Prawn Risotto Recipe

This prawn risotto recipe will soon become a household classic.


2 cups arborio rice
400 grams raw prawns, shells on
1 liter chicken broth
250 ml dry white wine
6 small tomatoes deseeded, peeled and mashed
1 small red chiles, finely sliced
1 large onion, finely diced
3 garlic cloves, finely chopped
4 Tablespoons olive oil
75 g (about 1/4 cup) butter
1 cup fresh basil, torn
1/2 cup parmesan, grated
Serves 4)


Begin by cleaning the shell off and de-veining the prawns. You can leave the tails on if your like or remove them.

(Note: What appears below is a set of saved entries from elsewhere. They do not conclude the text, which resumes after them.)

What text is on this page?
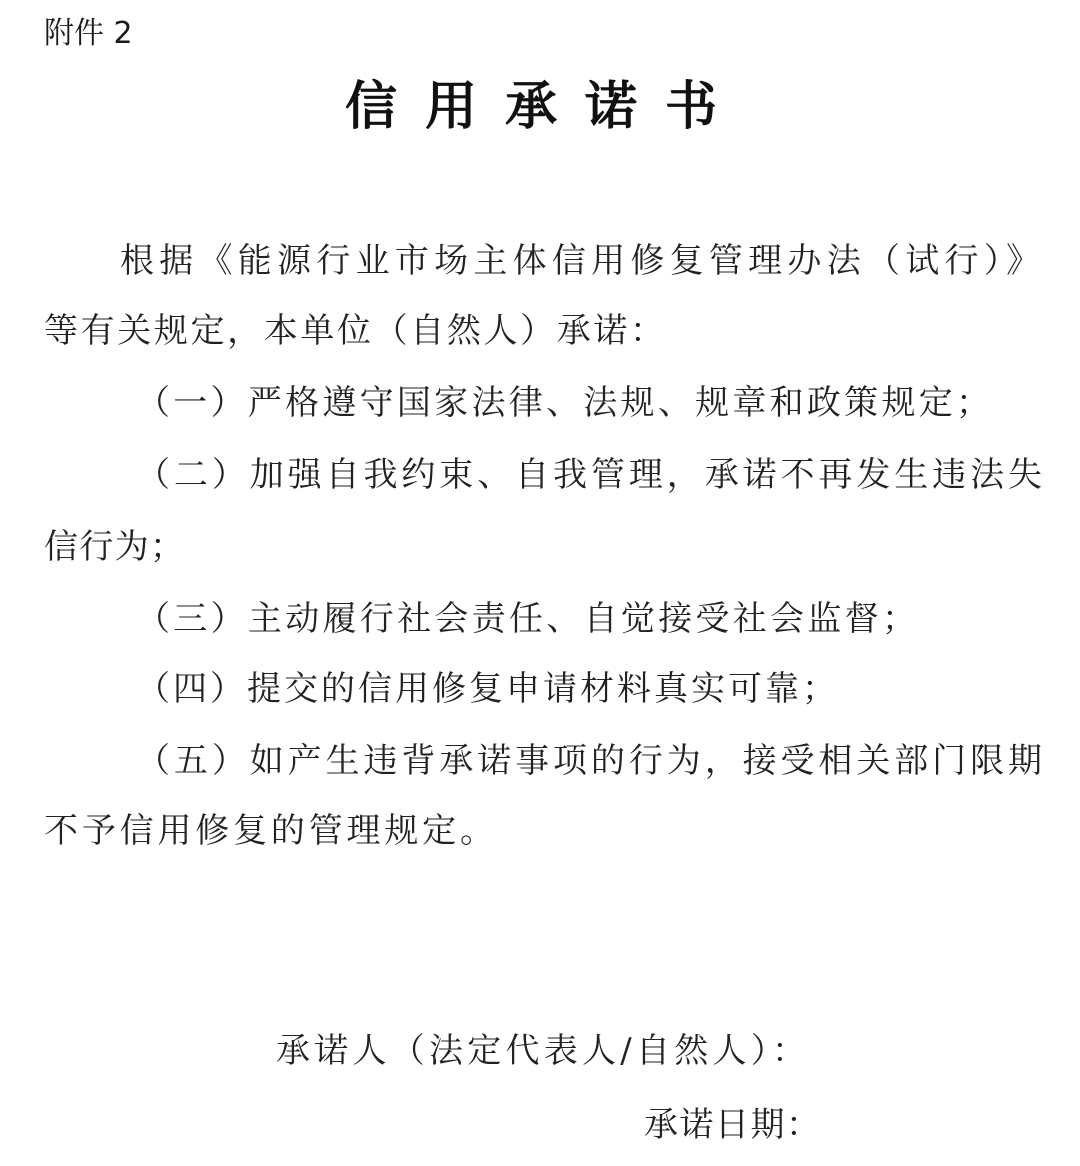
附件 2
信用承诺书
根据《能源行业市场主体信用修复管理办法（试行）》
等有关规定，本单位（自然人）承诺：
（一）严格遵守国家法律、法规、规章和政策规定；
（二）加强自我约束、自我管理，承诺不再发生违法失
信行为；
（三）主动履行社会责任、自觉接受社会监督；
（四）提交的信用修复申请材料真实可靠；
（五）如产生违背承诺事项的行为，接受相关部门限期
不予信用修复的管理规定。
承诺人（法定代表人/自然人）：
承诺日期：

In a large pan simmer broth.

Add prawn meat and cook for 1 minute, until colour starts to turn opaque.

Remove prawns from broth, and set aside

Add oil and a Tablespoon of butter to a large pan.

When hot, add the onion, garlic and chili and saute until translucent.

Add tomato mash and rice, stirring until well coated in oil, then add the wine and stir until totally absorbed.

Add stock, about 1/2 cup at a time, stirring until fully absorbed before adding the next, until the rice is creamy. You may not need all the stock. Taste and season if required.

Immediately before serving, add the prawns back to the rice and stir until warmed through. Stir through the torn basil and the remainder of the butter.